Scarface is all-out gang war in prohibition-era Chicago. The body count hits dozens, if not a hundred, as one crazy guy, Tony Comante, instigates until his glorious end. The three-hour Al-Pacino Scarface, from 1983, is great but it’s three hours. The 1932 Scarface plays the same main notes for an hour and a half. It’s tighter.

And funner, becoming a literal mind game as filmmakers signal which character will die next with an X; if an X appears anywhere on screen, it means death. There are so many Xs, until by the end only the principals remain. Tony’s sister wears a black party dress whose straps make an X across her back. Death! An X on the hotel-room door. Knock, knock. Death! Watching Scarface becomes an active experience.

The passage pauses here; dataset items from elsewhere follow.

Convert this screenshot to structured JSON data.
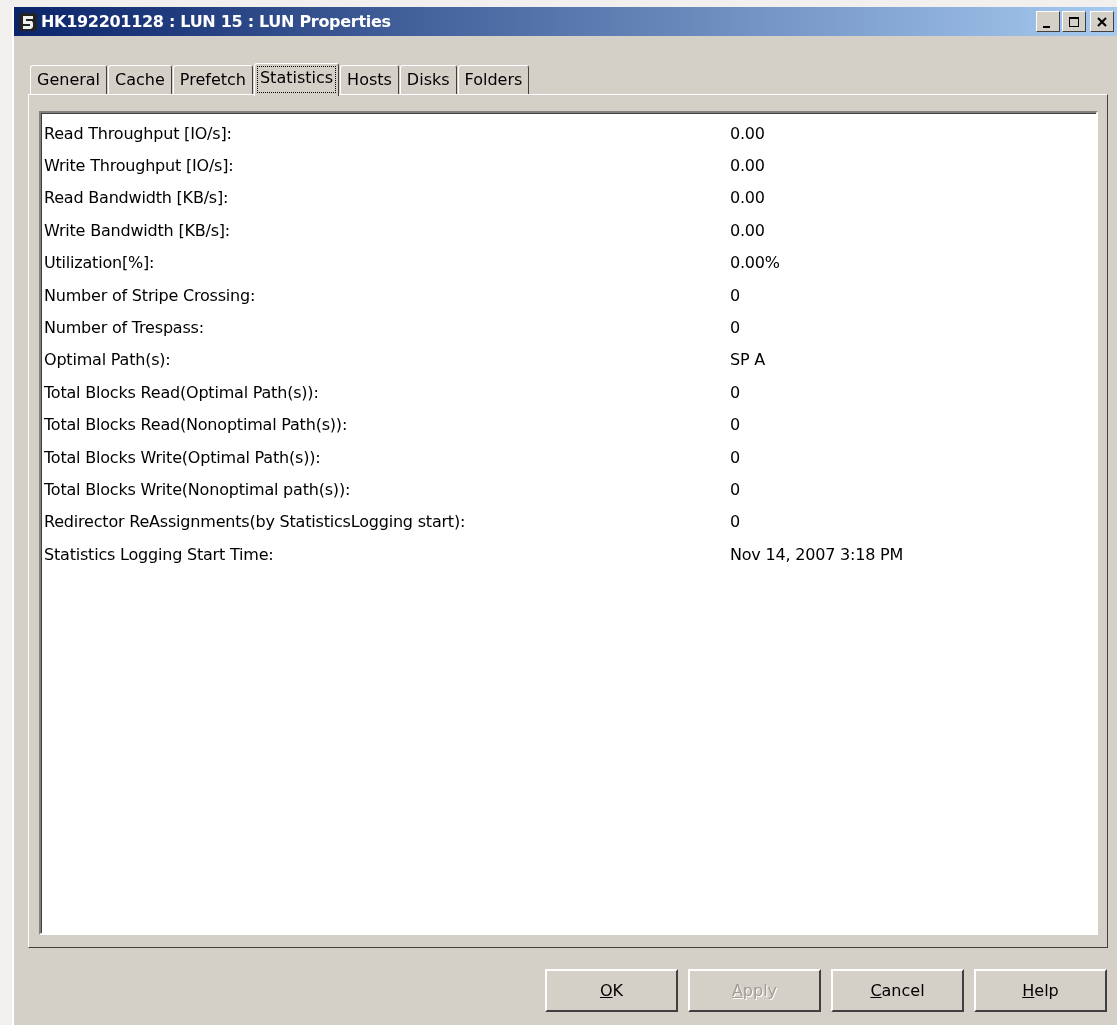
{
  "window": {
    "title": "HK192201128 : LUN 15 : LUN Properties"
  },
  "tabs": [
    {
      "label": "General",
      "selected": false
    },
    {
      "label": "Cache",
      "selected": false
    },
    {
      "label": "Prefetch",
      "selected": false
    },
    {
      "label": "Statistics",
      "selected": true
    },
    {
      "label": "Hosts",
      "selected": false
    },
    {
      "label": "Disks",
      "selected": false
    },
    {
      "label": "Folders",
      "selected": false
    }
  ],
  "statistics": [
    {
      "label": "Read Throughput [IO/s]:",
      "value": "0.00"
    },
    {
      "label": "Write Throughput [IO/s]:",
      "value": "0.00"
    },
    {
      "label": "Read Bandwidth [KB/s]:",
      "value": "0.00"
    },
    {
      "label": "Write Bandwidth [KB/s]:",
      "value": "0.00"
    },
    {
      "label": "Utilization[%]:",
      "value": "0.00%"
    },
    {
      "label": "Number of Stripe Crossing:",
      "value": "0"
    },
    {
      "label": "Number of Trespass:",
      "value": "0"
    },
    {
      "label": "Optimal Path(s):",
      "value": "SP A"
    },
    {
      "label": "Total Blocks Read(Optimal Path(s)):",
      "value": "0"
    },
    {
      "label": "Total Blocks Read(Nonoptimal Path(s)):",
      "value": "0"
    },
    {
      "label": "Total Blocks Write(Optimal Path(s)):",
      "value": "0"
    },
    {
      "label": "Total Blocks Write(Nonoptimal path(s)):",
      "value": "0"
    },
    {
      "label": "Redirector ReAssignments(by StatisticsLogging start):",
      "value": "0"
    },
    {
      "label": "Statistics Logging Start Time:",
      "value": "Nov 14, 2007 3:18 PM"
    }
  ],
  "buttons": [
    {
      "mnemonic": "O",
      "rest": "K",
      "disabled": false
    },
    {
      "mnemonic": "A",
      "rest": "pply",
      "disabled": true
    },
    {
      "mnemonic": "C",
      "rest": "ancel",
      "disabled": false
    },
    {
      "mnemonic": "H",
      "rest": "elp",
      "disabled": false
    }
  ]
}
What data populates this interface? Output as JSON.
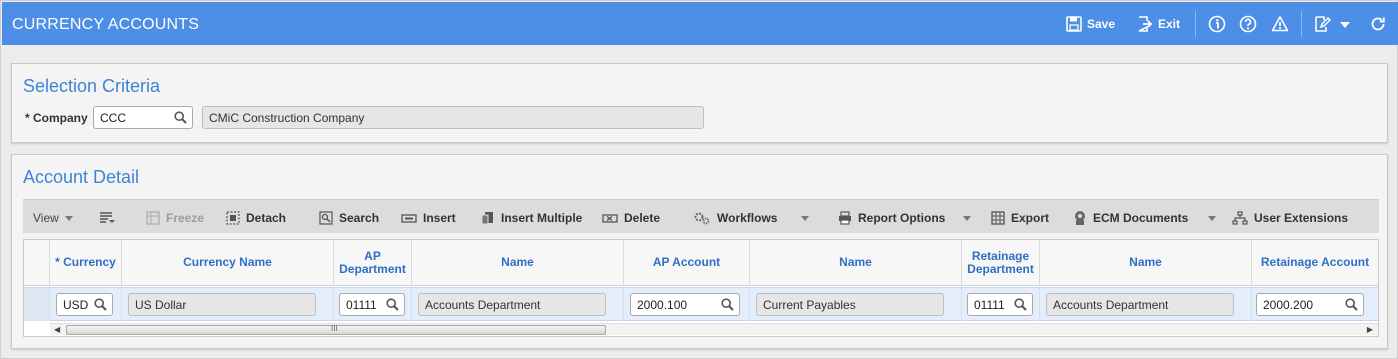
{
  "app": {
    "title": "CURRENCY ACCOUNTS"
  },
  "titlebar": {
    "save_label": "Save",
    "exit_label": "Exit"
  },
  "selection": {
    "title": "Selection Criteria",
    "company_label": "* Company",
    "company_value": "CCC",
    "company_name": "CMiC Construction Company"
  },
  "account_detail": {
    "title": "Account Detail",
    "toolbar": {
      "view": "View",
      "freeze": "Freeze",
      "detach": "Detach",
      "search": "Search",
      "insert": "Insert",
      "insert_multiple": "Insert Multiple",
      "delete": "Delete",
      "workflows": "Workflows",
      "report_options": "Report Options",
      "export": "Export",
      "ecm_documents": "ECM Documents",
      "user_extensions": "User Extensions"
    },
    "columns": {
      "currency": "* Currency",
      "currency_name": "Currency Name",
      "ap_department": "AP Department",
      "name1": "Name",
      "ap_account": "AP Account",
      "name2": "Name",
      "retainage_department": "Retainage Department",
      "name3": "Name",
      "retainage_account": "Retainage Account"
    },
    "rows": [
      {
        "currency": "USD",
        "currency_name": "US Dollar",
        "ap_department": "01111",
        "ap_department_name": "Accounts Department",
        "ap_account": "2000.100",
        "ap_account_name": "Current Payables",
        "retainage_department": "01111",
        "retainage_department_name": "Accounts Department",
        "retainage_account": "2000.200"
      }
    ]
  },
  "colors": {
    "titlebar": "#4d8ee6",
    "panel_title": "#3d84d8",
    "header_text": "#2f6fc4",
    "selected_row": "#e4eefb"
  }
}
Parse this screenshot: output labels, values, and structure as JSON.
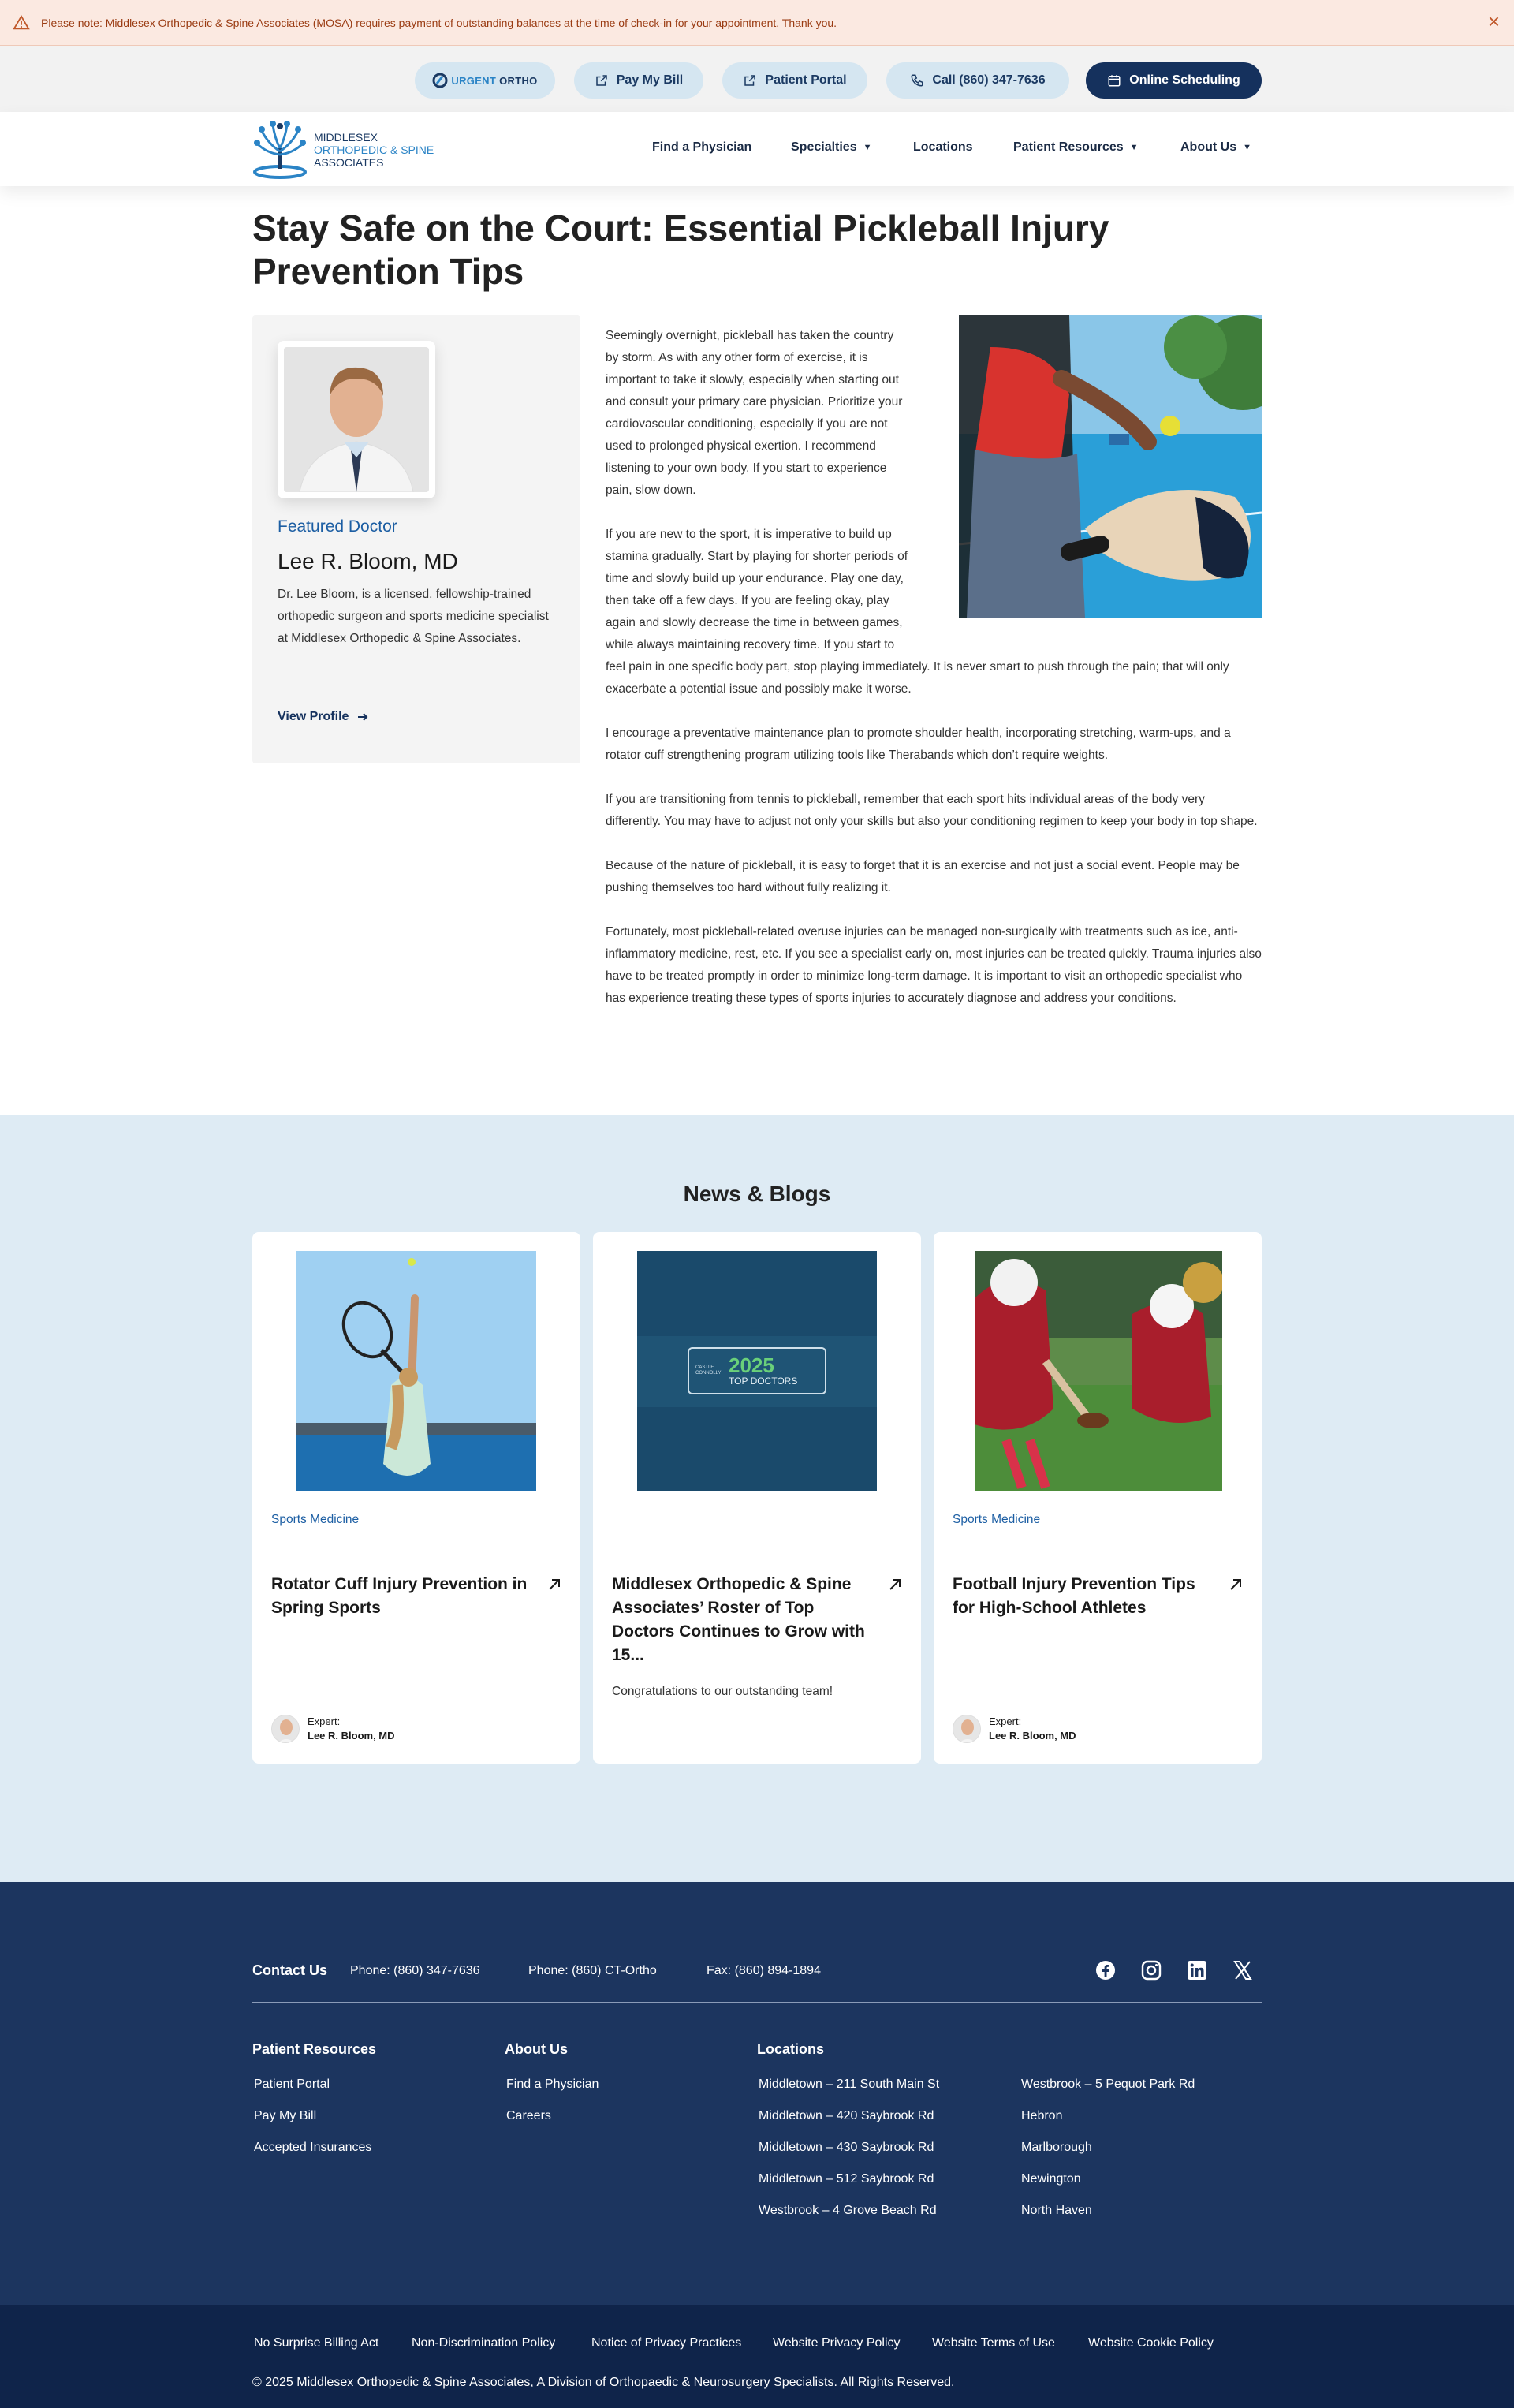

The actor Paul Muni, as Tony, plays games for most of the movie too, until he sharpens at crucial moments toward its ending. Usually clownish – winking and fluttering his eyebrows as he lights cigarettes flamboyantly, flirting with the boss’s girl right in front of the boss – he darkens, hardens. By the bullet-ridden climax, he has put away the clown to become a furious tough-guy.

The killings are massacres, drive-by shooting after drive-by shooting. Mobsters in suits and fedoras light each other up with a fun new killing tool: the machine gun. “You can hold it like a baby,” Tony says, in awe. The massacres knock huge numbers of players off the board, but there are also inspired individual kills, like a mob boss shot dead as he bowls a strike. Again, it’s a game. Find the X with Crazier Al Capone.

A series of title cards at the front of Scarface, before the movie starts, chide the government for “callous indifference… to this constantly increasing menace to our safety and our liberty.” A fourth-wall-breaking moment halfway through sees a newspaper editor speaking into the camera as he lectures about the dangers of guns, that eternal issue America struggles with still.

These moments are bullshit, though, something wussy 1930s censoring wusses insisted the filmmakers add. Scarface loves guns. Movie violence well done is fun.